The statistics office said prices fell 0.7 percent last year, and it estimates inflation will be 0.2 percent in both 2013 and 2014.
While the Swiss currency has weakened since the European Central Bank pledged in August to purchase government bonds of distressed nations to cap borrowing costs, the SNB has said the franc remains “high” and weighs on companies in Switzerland.
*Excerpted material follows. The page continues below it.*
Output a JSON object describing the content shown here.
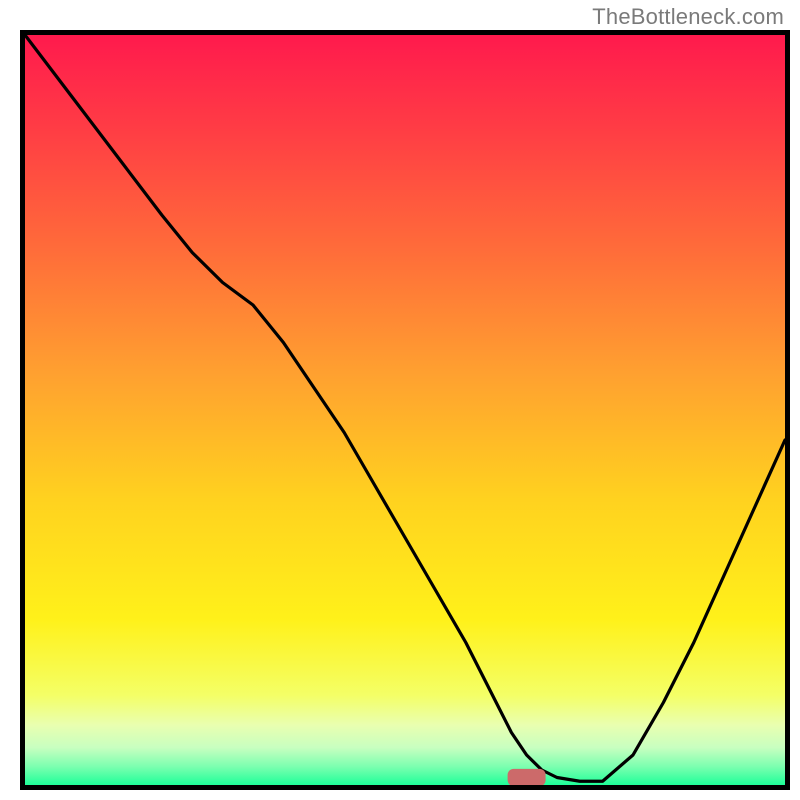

“The euro-franc minimum exchange rate of 1.20 has not staved off deflation threats and has fueled speculation that further SNB action can be expected,” Rosenstreich wrote in the note. “Under normal circumstance we should have shrugged off such market chatter -- in line with our view that additional policy adjustment is unlikely -- but with the euro currently in high demand this would be a prime opening to act,” he said, adding this may be done by raising the cap or with negative interest rates.
The franc has slumped 0.7 percent this week versus the euro, the biggest drop since the period ended Sept. 7.
Switzerland’s currency has strengthened 1.3 percent over the past month, according to Bloomberg Correlation-Weighted Indexes which track performance among 10 developed-nation currencies. The euro rose 1.7 percent over the same period and the dollar fell 0.6 percent, the indexes show.
The cost of Swiss imported consumer goods dropped 2 percent from a year ago and 1.2 percent from the previous month, today’s report showed. Prices of domestic goods increased 0.1 percent in the year and the month. Under a European Union harmonized method, consumer prices fell 0.3 percent from a year earlier.